Archbishop calls for immigration reform
The time is now for comprehensive immigration reform to address the estimated 11 million undocumented U.S. residents, San Francisco Archbishop George Niederauer said Friday.
And he said the failure of the federal government to address immigration reform may cause more states to pass laws similar to Arizona’s.
“This should not be an ‘amnesty. Nor are we asking for ‘open borders,’” Archbishop Niederauer said.
Archbishop Niederauer spoke in front of historic Mission Dolores with a woman, Rosa, a married mother of four who is fighting deportation on an expired visa.
“Yes, to undocumented people -- you belong in the line for citizenship but because you just joined the line you belong at the end of the line,” he said.
Later speaking to reporters, the archbishop said Congress needs to act and if it doesn’t more states will follow Arizona’s example of a crackdown on undocumented residents.
"They did it for health care; I would like to see them do it for immigration,” Archbishop Niederauer said.
The U.S. bishops have long called for a series of measures that would allow undocumented people to come “out of the shadows,” create a work permit system for foreign nationals, and increase the number of family and employment visas.
While both President Barack Obama and former President George W. Bush support the reform, it has stalled in Congress. Two polls published in May indicate a majority of Americans support the stringent measures embodied in the Arizona law, a law opposed by all of Arizona’s bishops.
“SB 1070 (the Arizona law) gives law enforcement officials powers to detain and arrest individuals based on a very low legal standard, possibly leading to the profiling of individuals based upon their appearance, manner of speaking, or ethnicity,” said George Wesolek, director of the Archdiocese of San Francisco's Office of Public Policy and Social Concerns, which organized Friday’s press conference.
“Reform legislation is long overdue and there can be no better time than now to change our immigration laws,” said Archbishop Niederauer, who was accompanied by Auxiliary Bishop William Justice.
The archbishop and Bishop Justice issued a joint statement reiterating their and the U.S. bishops’ longstanding support for immigration reform, and referred to recent statements by Salt Lake City Bishop John Wester, chairman of the U.S. Conference of Catholic Bishops’ Committee on Migration.

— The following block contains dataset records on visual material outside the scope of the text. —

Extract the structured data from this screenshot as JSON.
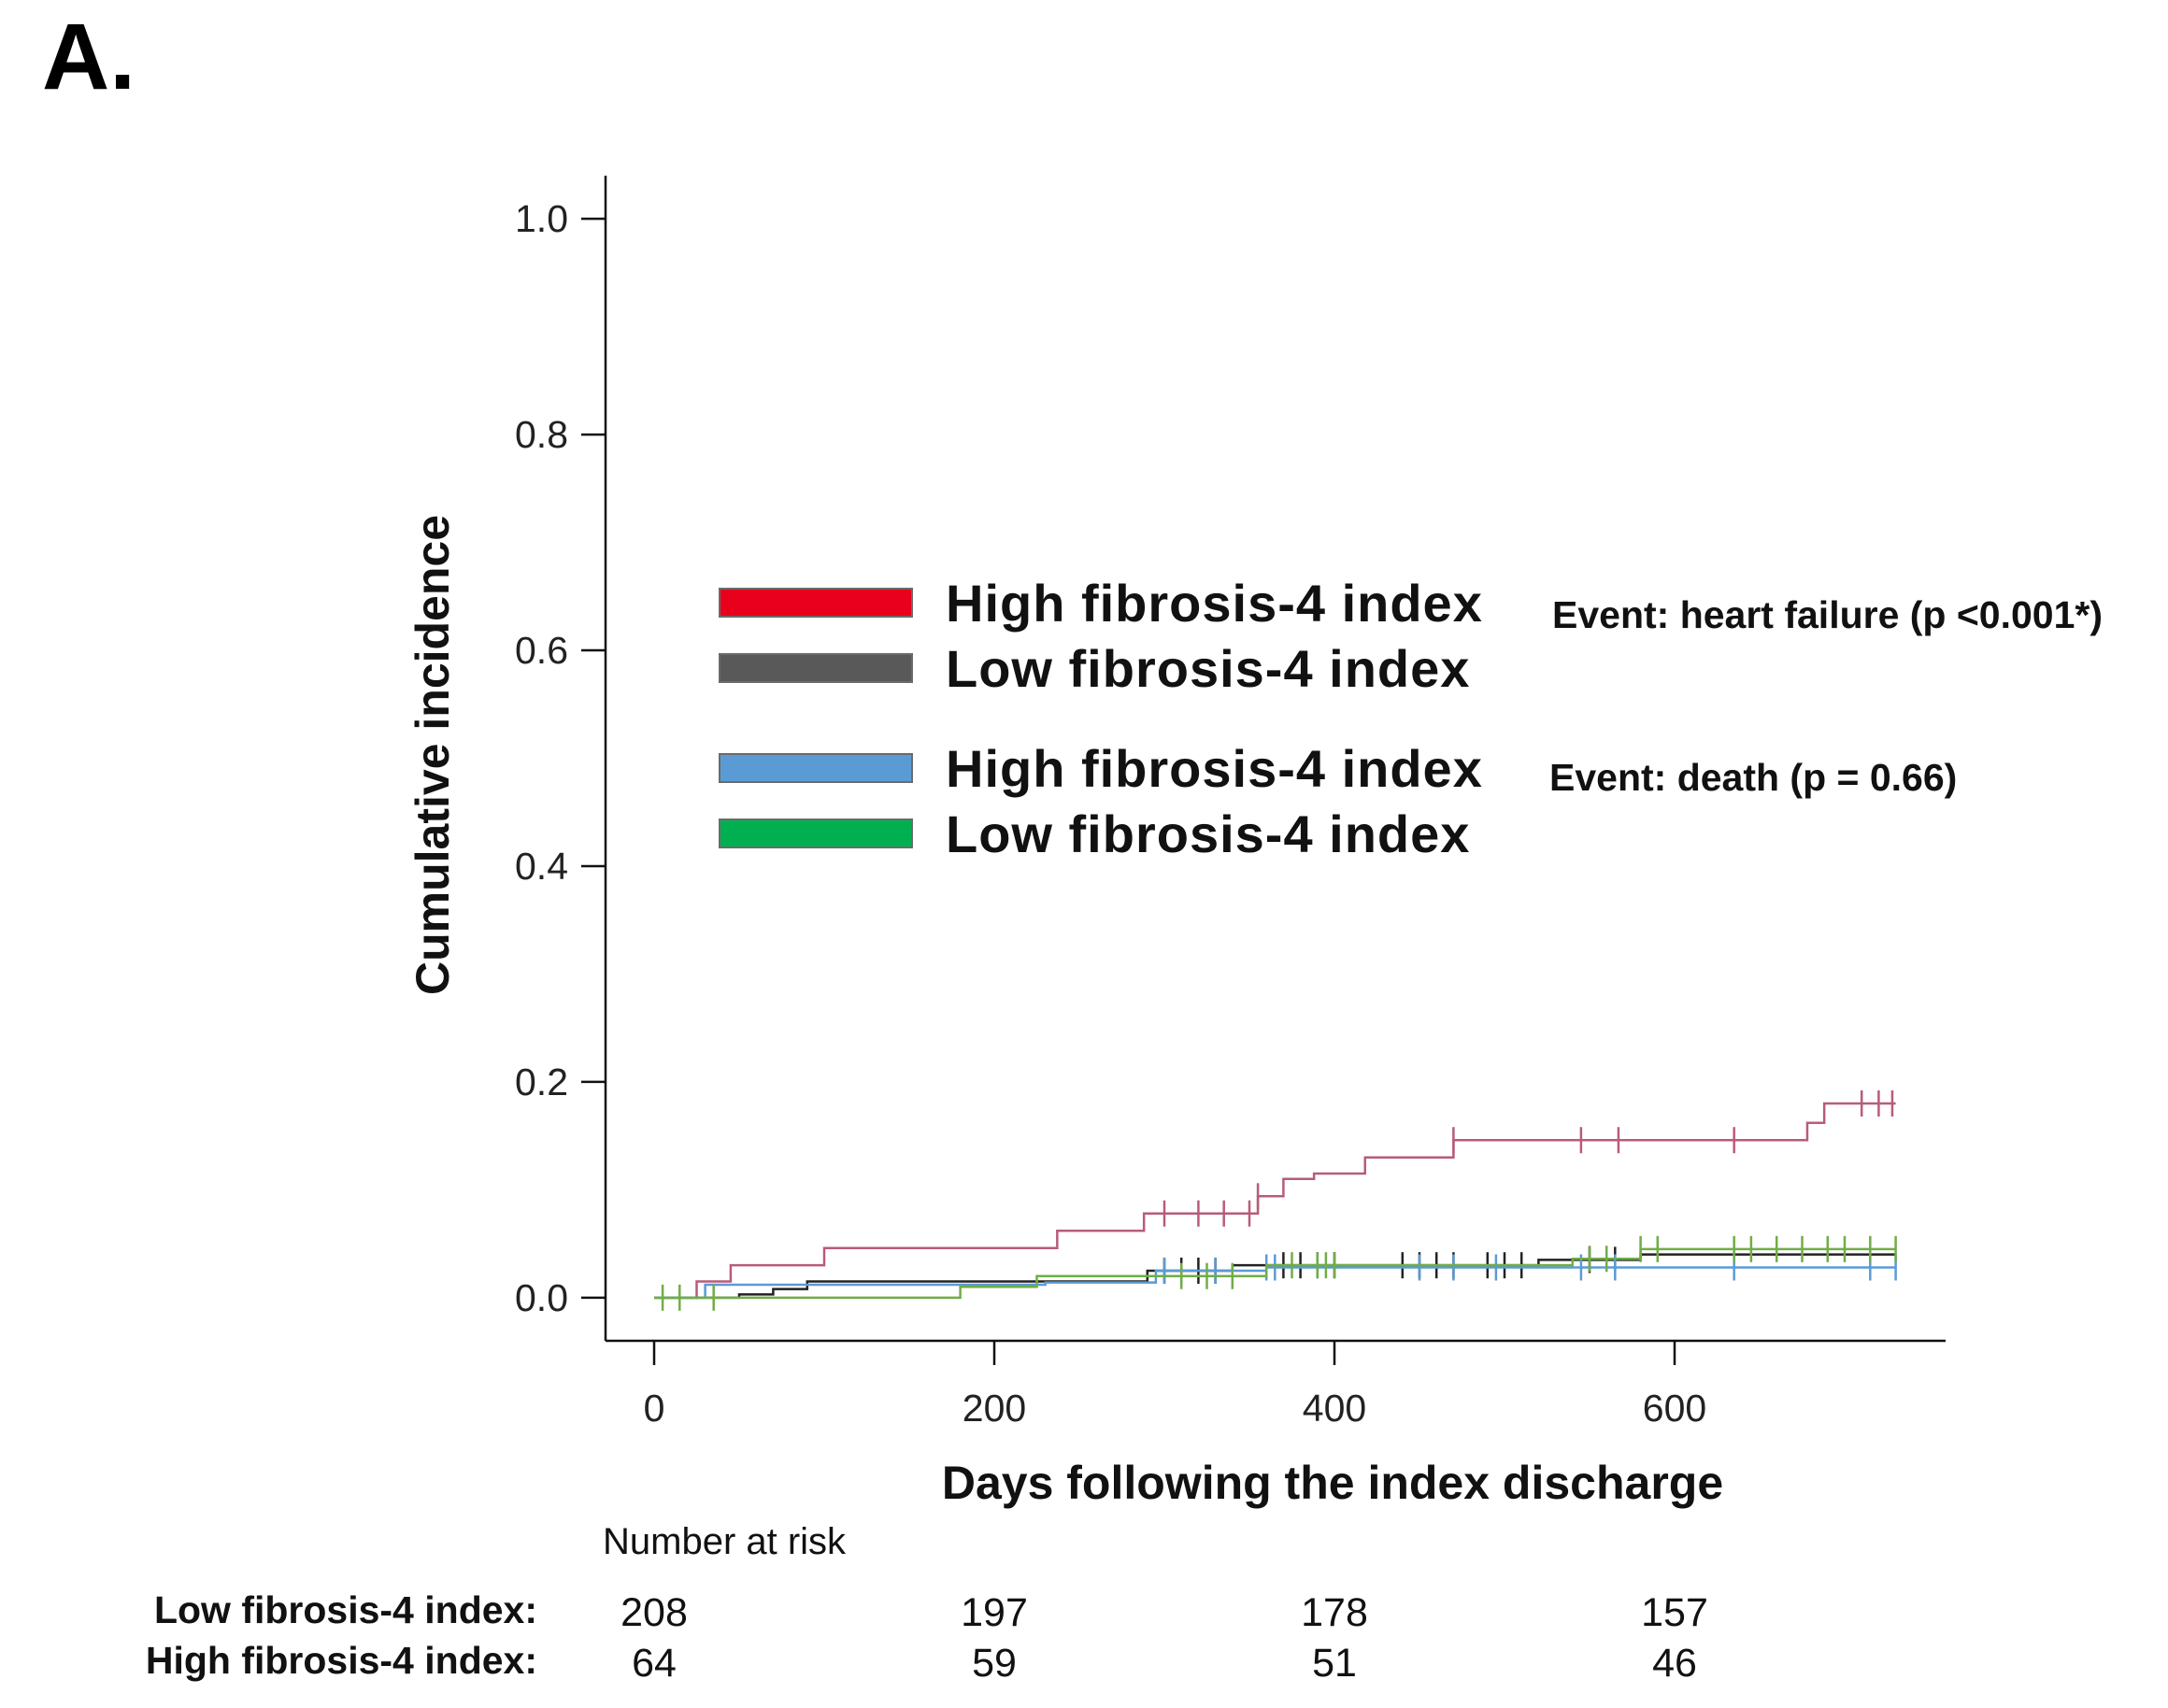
{
  "panel_label": "A.",
  "chart_data": {
    "type": "line",
    "subtype": "cumulative-incidence-step",
    "xlabel": "Days following the index discharge",
    "ylabel": "Cumulative incidence",
    "xlim": [
      -40,
      760
    ],
    "ylim": [
      -0.04,
      1.04
    ],
    "x_ticks": [
      0,
      200,
      400,
      600
    ],
    "y_ticks": [
      0.0,
      0.2,
      0.4,
      0.6,
      0.8,
      1.0
    ],
    "y_tick_labels": [
      "0.0",
      "0.2",
      "0.4",
      "0.6",
      "0.8",
      "1.0"
    ],
    "grid": false,
    "legend_position": "center-left",
    "legend_groups": [
      {
        "event_label": "Event: heart failure (p <0.001*)",
        "entries": [
          {
            "label": "High fibrosis-4 index",
            "color": "#e8001c"
          },
          {
            "label": "Low fibrosis-4 index",
            "color": "#595959"
          }
        ]
      },
      {
        "event_label": "Event: death (p = 0.66)",
        "entries": [
          {
            "label": "High fibrosis-4 index",
            "color": "#5b9bd5"
          },
          {
            "label": "Low fibrosis-4 index",
            "color": "#00b050"
          }
        ]
      }
    ],
    "series": [
      {
        "color": "#b85c78",
        "x": [
          0,
          20,
          25,
          45,
          100,
          237,
          288,
          355,
          370,
          388,
          418,
          470,
          678,
          688,
          730
        ],
        "y": [
          0.0,
          0.0,
          0.015,
          0.03,
          0.046,
          0.062,
          0.078,
          0.094,
          0.11,
          0.115,
          0.13,
          0.146,
          0.162,
          0.18,
          0.18
        ],
        "censor_x": [
          300,
          320,
          335,
          350,
          355,
          470,
          545,
          567,
          635,
          710,
          720,
          728
        ]
      },
      {
        "color": "#222222",
        "x": [
          0,
          50,
          70,
          90,
          290,
          340,
          520,
          580,
          730
        ],
        "y": [
          0.0,
          0.003,
          0.008,
          0.015,
          0.025,
          0.03,
          0.035,
          0.04,
          0.04
        ],
        "censor_x": [
          300,
          310,
          320,
          330,
          370,
          380,
          390,
          400,
          440,
          450,
          460,
          470,
          490,
          500,
          510,
          550,
          565
        ]
      },
      {
        "color": "#5b9bd5",
        "x": [
          0,
          30,
          230,
          295,
          360,
          460,
          520,
          590,
          730
        ],
        "y": [
          0.0,
          0.012,
          0.014,
          0.025,
          0.028,
          0.028,
          0.028,
          0.028,
          0.028
        ],
        "censor_x": [
          300,
          330,
          360,
          365,
          450,
          470,
          495,
          545,
          565,
          635,
          715,
          730
        ]
      },
      {
        "color": "#70ad47",
        "x": [
          0,
          180,
          225,
          360,
          480,
          540,
          580,
          730
        ],
        "y": [
          0.0,
          0.01,
          0.02,
          0.03,
          0.03,
          0.036,
          0.045,
          0.045
        ],
        "censor_x": [
          5,
          15,
          35,
          310,
          325,
          340,
          375,
          390,
          395,
          400,
          550,
          560,
          580,
          590,
          635,
          645,
          660,
          675,
          690,
          700,
          715,
          730
        ]
      }
    ],
    "risk_table": {
      "title": "Number at risk",
      "rows": [
        {
          "label": "Low fibrosis-4 index:",
          "values": [
            208,
            197,
            178,
            157
          ]
        },
        {
          "label": "High fibrosis-4 index:",
          "values": [
            64,
            59,
            51,
            46
          ]
        }
      ]
    }
  }
}
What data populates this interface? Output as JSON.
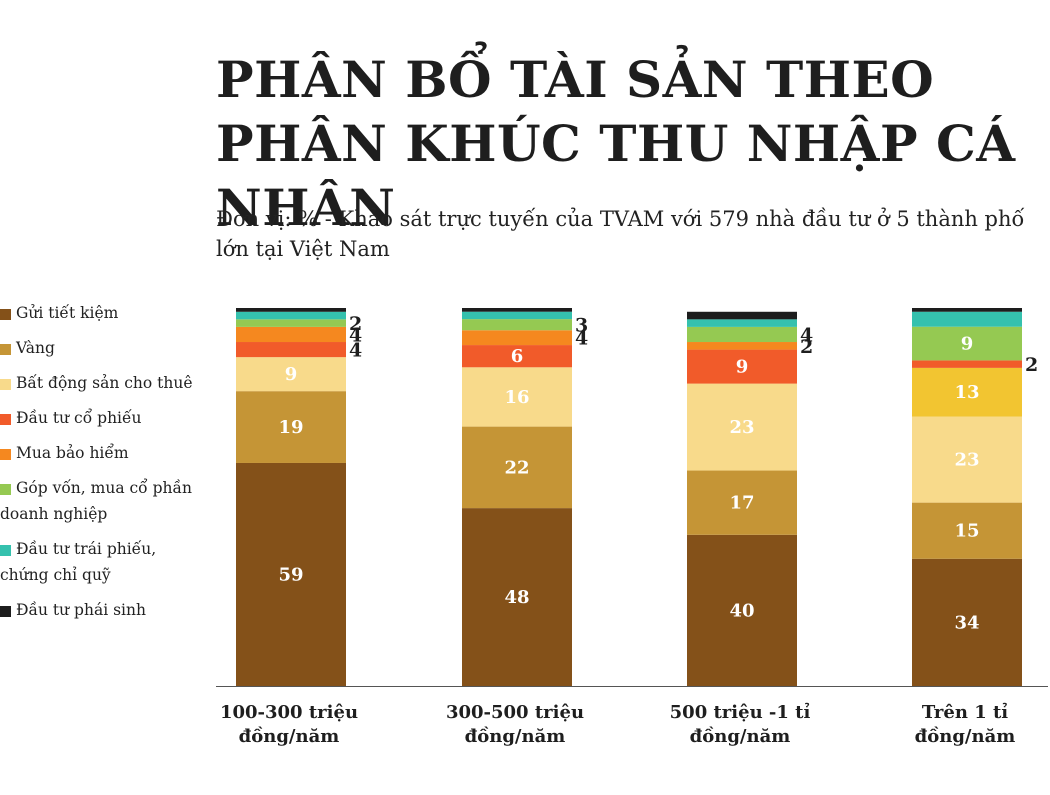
{
  "title": "PHÂN BỔ TÀI SẢN THEO PHÂN KHÚC THU NHẬP CÁ NHÂN",
  "subtitle": "Đơn vị: % - Khảo sát trực tuyến của TVAM với 579 nhà đầu tư ở 5 thành phố lớn tại Việt Nam",
  "chart_data": {
    "type": "bar",
    "stacked": true,
    "ylim": [
      0,
      100
    ],
    "categories": [
      "100-300 triệu đồng/năm",
      "300-500 triệu đồng/năm",
      "500 triệu -1 tỉ đồng/năm",
      "Trên 1 tỉ đồng/năm"
    ],
    "category_lines": [
      [
        "100-300 triệu",
        "đồng/năm"
      ],
      [
        "300-500 triệu",
        "đồng/năm"
      ],
      [
        "500 triệu -1 tỉ",
        "đồng/năm"
      ],
      [
        "Trên 1 tỉ",
        "đồng/năm"
      ]
    ],
    "legend_position": "left",
    "series": [
      {
        "name": "Gửi tiết kiệm",
        "color": "#845119",
        "values": [
          59,
          48,
          40,
          34
        ]
      },
      {
        "name": "Vàng",
        "color": "#c59536",
        "values": [
          19,
          22,
          17,
          15
        ]
      },
      {
        "name": "Bất động sản cho thuê",
        "color": "#f8da8b",
        "values": [
          9,
          16,
          23,
          23
        ]
      },
      {
        "name": "Vàng",
        "color": "#f2c531",
        "values": [
          0,
          0,
          0,
          13
        ],
        "legend": false
      },
      {
        "name": "Đầu tư cổ phiếu",
        "color": "#f15b2a",
        "values": [
          4,
          6,
          9,
          2
        ]
      },
      {
        "name": "Mua bảo hiểm",
        "color": "#f5881f",
        "values": [
          4,
          4,
          2,
          0
        ]
      },
      {
        "name": "Góp vốn, mua cổ phần doanh nghiệp",
        "color": "#95c952",
        "values": [
          2,
          3,
          4,
          9
        ]
      },
      {
        "name": "Đầu tư trái phiếu, chứng chỉ quỹ",
        "color": "#35c1ae",
        "values": [
          2,
          2,
          2,
          4
        ]
      },
      {
        "name": "Đầu tư phái sinh",
        "color": "#1d1d1d",
        "values": [
          1,
          1,
          2,
          1
        ]
      }
    ],
    "data_labels": [
      [
        "59",
        "19",
        "9",
        "",
        "4",
        "4",
        "2",
        "",
        ""
      ],
      [
        "48",
        "22",
        "16",
        "",
        "6",
        "4",
        "3",
        "",
        ""
      ],
      [
        "40",
        "17",
        "23",
        "",
        "9",
        "2",
        "4",
        "",
        ""
      ],
      [
        "34",
        "15",
        "23",
        "13",
        "2",
        "",
        "9",
        "",
        ""
      ]
    ]
  },
  "legend_items": [
    {
      "label": "Gửi tiết kiệm",
      "color": "#845119"
    },
    {
      "label": "Vàng",
      "color": "#c59536"
    },
    {
      "label": "Bất động sản cho thuê",
      "color": "#f8da8b"
    },
    {
      "label": "Đầu tư cổ phiếu",
      "color": "#f15b2a"
    },
    {
      "label": "Mua bảo hiểm",
      "color": "#f5881f"
    },
    {
      "label": "Góp vốn, mua cổ phần doanh nghiệp",
      "color": "#95c952"
    },
    {
      "label": "Đầu tư trái phiếu, chứng chỉ quỹ",
      "color": "#35c1ae"
    },
    {
      "label": "Đầu tư phái sinh",
      "color": "#1d1d1d"
    }
  ]
}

Rosa said she, her husband and 22-year-old daughter are fighting deportation on expired visas. Three younger children, ages 19, 8 and 5, were born in this country, and she is waiting for her 19-year-old son to turn 21 so he can apply for residency for the rest of his family.
In the meantime, a 6 a.m. raid and threat of deportation, after more than 10 years of legal attempts to stay, has the family living on edge.
“The American Dream is becoming an American nightmare,” said Rosa, who said she came to the U.S. from Mexico in 1989.
She reports to the Immigration and Naturalization Service each month, via a deal worked out by a new attorney. The family had worked with another attorney from 1997 until the deportation raid earlier this year, she said.
Rosa said she employs 28 people in a business. “Since we have come to this country we have worked hard, paid taxes.”
The U.S. bishops support rewriting the immigration system “to bring the 11 million undocumented out of the shadows, register them with the government, require them to pay a fine and any taxes owed, and require them to learn English and work as they wait in the back of the line for a chance for citizenship,“ Bishop Wester said in a recent interview with Our Sunday Visitor Newsweekly, which was cited in the San Francisco bishops’ written statement.
The U.S. bishops also support an increase in family-based and employment-based visas so that immigrant families could migrate to the United States in a safe, legal and controlled manner, and not be subject to the abuse of human smugglers or to death in the desert, the bishops said.
The U.S. bishops believe that the “broken U.S. immigration system contributes to the exploitation of migrant workers in the workplace; their abuse by ruthless smugglers; and their deaths in the desert as they seek to find work to support their families,” Bishop Wester said.
"They come illegally because there are insufficient visas under the current system to come legally," he said. "Our system contains only 5,000 permanent visas for unskilled laborers to come to the United States, but the demand for their work is much higher, since as many as 300,000 undocumented people each year are absorbed into the U.S. work force."
“We know and respect these good people because they pray in our churches with us and they send their children to our schools,” Archbishop Niederauer and Bishop Justice said in their statement.
“Many of them are undocumented. Many have been here for decades, raised families, started businesses," they said. "It is our belief as their pastors that they should be given a chance to right the wrong of their undocumented status.”